//

## Isotropic Relativistic Transformations

This will demonstrate how relativistic transformations can be made isoptropic.

According to the theory of special relativity, the transformation for length and time coordinates and mass and energy between two inertial systems A and B, representing length and time coordinates and mass and energy as A when those are at

rest with system A is

(A/B)^2 = 1 – (v/c)^2.

The square of A devided by the square of B equals one, though minus the square of the velocity v devided by the square of the speed of light c.
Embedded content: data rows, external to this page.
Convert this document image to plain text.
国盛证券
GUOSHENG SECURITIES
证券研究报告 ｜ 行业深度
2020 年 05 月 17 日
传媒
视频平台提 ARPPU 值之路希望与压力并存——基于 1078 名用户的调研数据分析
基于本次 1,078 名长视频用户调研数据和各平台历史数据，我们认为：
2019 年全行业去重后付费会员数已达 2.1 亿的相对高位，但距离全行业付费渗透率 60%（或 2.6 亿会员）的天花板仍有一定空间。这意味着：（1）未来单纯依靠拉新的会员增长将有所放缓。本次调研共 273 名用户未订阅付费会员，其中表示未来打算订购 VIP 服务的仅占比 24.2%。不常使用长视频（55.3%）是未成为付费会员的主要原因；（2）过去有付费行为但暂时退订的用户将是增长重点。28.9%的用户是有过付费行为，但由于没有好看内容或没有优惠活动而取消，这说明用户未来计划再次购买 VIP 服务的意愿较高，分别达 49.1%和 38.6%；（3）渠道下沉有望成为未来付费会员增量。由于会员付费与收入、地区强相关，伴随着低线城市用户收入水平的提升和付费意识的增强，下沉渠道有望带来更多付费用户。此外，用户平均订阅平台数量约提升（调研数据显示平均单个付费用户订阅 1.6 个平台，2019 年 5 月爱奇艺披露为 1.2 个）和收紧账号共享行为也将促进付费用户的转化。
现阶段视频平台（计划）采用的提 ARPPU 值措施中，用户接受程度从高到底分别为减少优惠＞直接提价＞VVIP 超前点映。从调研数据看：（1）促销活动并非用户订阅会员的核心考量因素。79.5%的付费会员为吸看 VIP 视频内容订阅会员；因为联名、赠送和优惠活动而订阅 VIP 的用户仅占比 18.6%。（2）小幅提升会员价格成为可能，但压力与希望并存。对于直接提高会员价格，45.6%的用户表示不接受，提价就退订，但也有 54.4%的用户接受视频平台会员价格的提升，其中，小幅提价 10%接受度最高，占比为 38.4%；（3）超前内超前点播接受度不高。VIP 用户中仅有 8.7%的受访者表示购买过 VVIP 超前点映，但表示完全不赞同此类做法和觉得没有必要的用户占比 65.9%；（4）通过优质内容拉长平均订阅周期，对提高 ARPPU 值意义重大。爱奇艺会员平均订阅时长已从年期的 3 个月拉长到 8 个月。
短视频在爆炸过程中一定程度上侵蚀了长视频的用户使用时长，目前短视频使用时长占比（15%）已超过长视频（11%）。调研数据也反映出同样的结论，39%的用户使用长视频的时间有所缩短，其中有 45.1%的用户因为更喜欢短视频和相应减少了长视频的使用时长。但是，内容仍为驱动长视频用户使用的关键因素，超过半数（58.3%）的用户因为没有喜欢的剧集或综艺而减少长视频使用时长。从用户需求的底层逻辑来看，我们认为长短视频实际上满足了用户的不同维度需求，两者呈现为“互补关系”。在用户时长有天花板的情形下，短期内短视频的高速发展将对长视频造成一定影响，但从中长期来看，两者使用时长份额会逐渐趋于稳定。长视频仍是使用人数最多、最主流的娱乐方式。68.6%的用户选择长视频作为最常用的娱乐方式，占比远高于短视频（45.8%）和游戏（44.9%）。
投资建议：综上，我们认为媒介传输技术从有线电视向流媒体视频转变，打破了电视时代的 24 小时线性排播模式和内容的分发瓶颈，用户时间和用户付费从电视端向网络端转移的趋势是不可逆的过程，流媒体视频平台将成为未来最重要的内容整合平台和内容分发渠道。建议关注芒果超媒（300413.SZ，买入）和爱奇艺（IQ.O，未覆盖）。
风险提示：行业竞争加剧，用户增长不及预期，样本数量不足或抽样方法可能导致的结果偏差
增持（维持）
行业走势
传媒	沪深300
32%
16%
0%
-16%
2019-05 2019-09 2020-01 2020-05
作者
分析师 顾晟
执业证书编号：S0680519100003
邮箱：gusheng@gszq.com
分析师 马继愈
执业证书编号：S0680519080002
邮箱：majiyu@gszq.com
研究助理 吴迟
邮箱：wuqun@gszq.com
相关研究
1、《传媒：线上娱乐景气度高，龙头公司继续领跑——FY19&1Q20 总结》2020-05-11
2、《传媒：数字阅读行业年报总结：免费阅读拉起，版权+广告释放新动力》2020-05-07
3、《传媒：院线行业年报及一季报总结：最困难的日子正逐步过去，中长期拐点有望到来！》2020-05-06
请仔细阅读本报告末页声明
According to the same theory redshift, which can be interpreted as a change in length and time coordinates and mass and energy, has the value, representing length and time coordinates and mass and energy as A when those are at rest with system

A, of

(A/B)^2 = (v – c)/(c + v)

The square of A devided by the square of B equals c minus v, though devided by the addition of c and v.

However, with both transformations seen as a result of relativity, they can be taken as one

A/B = 1 – v/c

A devided by B equals one, though minus v devided by c.

The applications of this transformation to mass compared to the law of conservation of energy expressed in the theory of special relativity will show as a result that impulse and kinetic energy are equivalent because of

KE = pc

The kinetic energy equals the impulse times the speed of light.

Finally, in the last equation A or B may represent the length and time coordinates and mass and energy and temparature and electric charge and color of a particle at rest with system A. Therefore, it applies to all forces of nature. Moreover, at the least for length and time this transformation is to be applied in three dimensions isotropically.